Das zeigt: Viele Umgeimpfte zaudern weiter. Der grosse Impfschub bleibt in der ersten Halbzeit jedenfalls aus. Das zeigt auch ein Blick in einzelne Kantone. In Solothurn liessen sich in der nationalen Impfwoche in den ersten drei Tagen 561 Personen zum ersten Mal impfen, zwei Wochen zuvor waren es 516, vor einem Monat 681. Ähnlich sieht es in anderen Kantonen aus.
Die aktuelle Lage in einem Wort: Stagnation. Was vielleicht schon ein Erfolg ist, wenn man den Sinkflug der letzten Wochen betrachtet. Den «Last Call» – den letzten Aufruf zum Impfen – von Bundesrat Berset haben zwar einige gehört, aber noch lange nicht genug, um die Impfquote deutlich zu erhöhen und die drohende Corona-Herbstwelle zu brechen.

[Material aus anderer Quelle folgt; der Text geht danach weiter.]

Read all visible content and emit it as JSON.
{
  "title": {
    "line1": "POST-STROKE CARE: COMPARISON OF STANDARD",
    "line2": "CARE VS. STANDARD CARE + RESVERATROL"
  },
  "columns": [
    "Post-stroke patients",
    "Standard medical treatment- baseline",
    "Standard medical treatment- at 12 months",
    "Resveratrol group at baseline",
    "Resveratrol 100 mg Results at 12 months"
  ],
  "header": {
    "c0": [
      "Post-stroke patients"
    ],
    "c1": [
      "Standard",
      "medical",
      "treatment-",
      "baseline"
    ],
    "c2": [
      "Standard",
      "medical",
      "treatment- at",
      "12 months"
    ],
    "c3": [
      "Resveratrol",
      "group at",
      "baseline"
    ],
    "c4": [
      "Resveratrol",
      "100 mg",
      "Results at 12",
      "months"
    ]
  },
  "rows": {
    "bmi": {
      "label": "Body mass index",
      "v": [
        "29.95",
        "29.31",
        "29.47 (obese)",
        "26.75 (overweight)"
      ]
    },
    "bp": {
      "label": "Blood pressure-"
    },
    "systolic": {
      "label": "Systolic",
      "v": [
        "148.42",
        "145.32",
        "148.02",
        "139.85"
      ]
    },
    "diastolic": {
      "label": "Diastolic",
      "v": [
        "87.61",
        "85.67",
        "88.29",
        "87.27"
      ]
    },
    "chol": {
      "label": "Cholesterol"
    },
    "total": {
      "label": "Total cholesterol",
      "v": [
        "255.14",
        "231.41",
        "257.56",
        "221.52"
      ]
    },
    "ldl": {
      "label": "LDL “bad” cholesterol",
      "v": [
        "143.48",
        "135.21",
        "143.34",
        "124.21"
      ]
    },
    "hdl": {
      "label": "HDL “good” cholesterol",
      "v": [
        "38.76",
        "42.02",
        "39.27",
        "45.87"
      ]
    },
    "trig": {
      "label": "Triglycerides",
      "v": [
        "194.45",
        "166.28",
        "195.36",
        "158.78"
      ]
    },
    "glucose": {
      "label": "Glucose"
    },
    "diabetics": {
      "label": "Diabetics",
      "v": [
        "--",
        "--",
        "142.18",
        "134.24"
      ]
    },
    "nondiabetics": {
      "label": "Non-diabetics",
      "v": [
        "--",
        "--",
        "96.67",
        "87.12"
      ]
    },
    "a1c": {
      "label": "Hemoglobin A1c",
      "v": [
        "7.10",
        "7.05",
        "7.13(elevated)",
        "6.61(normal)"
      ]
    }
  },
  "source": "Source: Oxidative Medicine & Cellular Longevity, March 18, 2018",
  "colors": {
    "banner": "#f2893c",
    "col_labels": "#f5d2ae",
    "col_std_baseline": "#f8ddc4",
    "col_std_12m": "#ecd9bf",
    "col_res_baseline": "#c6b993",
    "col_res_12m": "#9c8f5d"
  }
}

Booster-Boom ab nächster Woche
Das könnte sich aber noch ändern. Denn dem Aufruf hallt ein starkes Echo nach – in Form steigender Infektionszahlen. Diese Woche durchbrach die Zahl an Neuinfektionen erstmals seit Anfang Jahr die 4000er-Grenze. Auch am Donnerstag blieben sie mit 3886 neuen Fällen hoch. Der Anstieg dürfte in den nächsten Tagen noch einige Impfzögerer dazu bringen, den Piks doch noch zu holen.
Und sollten Bund und Kantone die Massnahmen notfalls wieder verschärfen und damit den Impfdruck erhöhen – etwa mit einer 3G-Regel am Arbeitsplatz oder einem 2G-Konzept wie in Österreich –, dürfte das den einen oder die andere ebenfalls zum Umdenken bewegen.
Immerhin eines ist klar: Ab nächster Woche ist in den Impfzentren ein Ansturm zu erwarten, denn dann geht es auf breiter Front mit der Auffrischimpfung für Seniorinnen und Senioren los. Die Baby-Boomer als Booster-Boomer.